While you’re in town enjoying the great speakers and activities at Life@50+, try to make time to see some of Atlanta’s popular attractions. Here’s a list of many of the area’s well-known tourist spots.
See also: The vibrant neighborhoods of Atlanta. »
Georgia Aquarium: Home of the new AT&T Dolphin Tales show, the Georgia Aquarium is the largest aquarium in the world, with 10 million gallons of galleries, exhibits and aquatic animals, including beluga whales. Georgia Aquarium is the only aquarium outside of Asia to house the whale shark, the world’s largest fish. Visitors can even get up close and personal with these gentle giants in Georgia Aquarium’s swim and dive program.

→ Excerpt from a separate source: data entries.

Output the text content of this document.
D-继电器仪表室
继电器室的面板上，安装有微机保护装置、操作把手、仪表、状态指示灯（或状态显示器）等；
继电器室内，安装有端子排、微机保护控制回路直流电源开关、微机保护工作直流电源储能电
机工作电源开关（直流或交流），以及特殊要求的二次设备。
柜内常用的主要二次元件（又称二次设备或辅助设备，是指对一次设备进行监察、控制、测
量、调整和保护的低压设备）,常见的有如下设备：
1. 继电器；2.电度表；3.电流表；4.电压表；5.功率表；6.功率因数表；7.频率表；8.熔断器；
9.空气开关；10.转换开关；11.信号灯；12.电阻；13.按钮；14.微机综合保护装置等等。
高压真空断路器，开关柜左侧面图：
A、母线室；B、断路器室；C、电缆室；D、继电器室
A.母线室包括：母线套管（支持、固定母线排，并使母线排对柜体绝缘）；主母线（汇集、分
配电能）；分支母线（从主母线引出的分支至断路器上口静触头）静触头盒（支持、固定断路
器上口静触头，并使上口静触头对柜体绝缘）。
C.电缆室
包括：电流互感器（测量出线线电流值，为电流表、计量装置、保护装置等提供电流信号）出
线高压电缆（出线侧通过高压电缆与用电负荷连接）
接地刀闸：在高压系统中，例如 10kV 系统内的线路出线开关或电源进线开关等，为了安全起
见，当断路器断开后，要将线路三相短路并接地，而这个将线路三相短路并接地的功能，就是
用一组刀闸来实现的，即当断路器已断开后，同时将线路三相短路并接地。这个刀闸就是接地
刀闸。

The High Museum of Art: Many consider this the premier art museum in the South. The museum is in the midst of a multiyear partnership with The Museum of Modern Art. Through 2013, the partnership will bring many international exhibitions to Atlanta, and past exhibitions have included masterpieces by Claude Monet and Leonardo de Vinci.
World of Coca-Cola: Born and raised there, Coca-Cola is synonymous with Atlanta. You can visit the World of Coca-Cola to learn the story of the famous soft drink. Go back to the early years of Coke’s creation in Atlanta and follow the global brand through the decades. After you’ve refreshed yourself with more than 60 products from around the world, step out of the museum’s front door and into the hub of the convention district.
Margaret Mitchell House: Atlanta is home to the furnished apartment, nicknamed “The Dump” by Margaret Mitchell, where she wrote “Gone with the Wind.” The novel is American’s second favorite book after the Bible, according to a 2008 Harris poll.
Centennial Olympic Park: As host of the 1996 Centennial Olympic Games, Atlanta continues to commemorate the Olympic legacy. Centennial Olympic Park was the world’s gathering place during the Games and includes the Fountain of Rings, the world’s largest fountain utilizing the Olympic Symbol of five interconnecting rings. The Atlanta History Center’s Centennial Olympic Games Museum includes interactive exhibits allowing visitors to compete against Olympic legends such as Michael Johnson and his gold track shoes.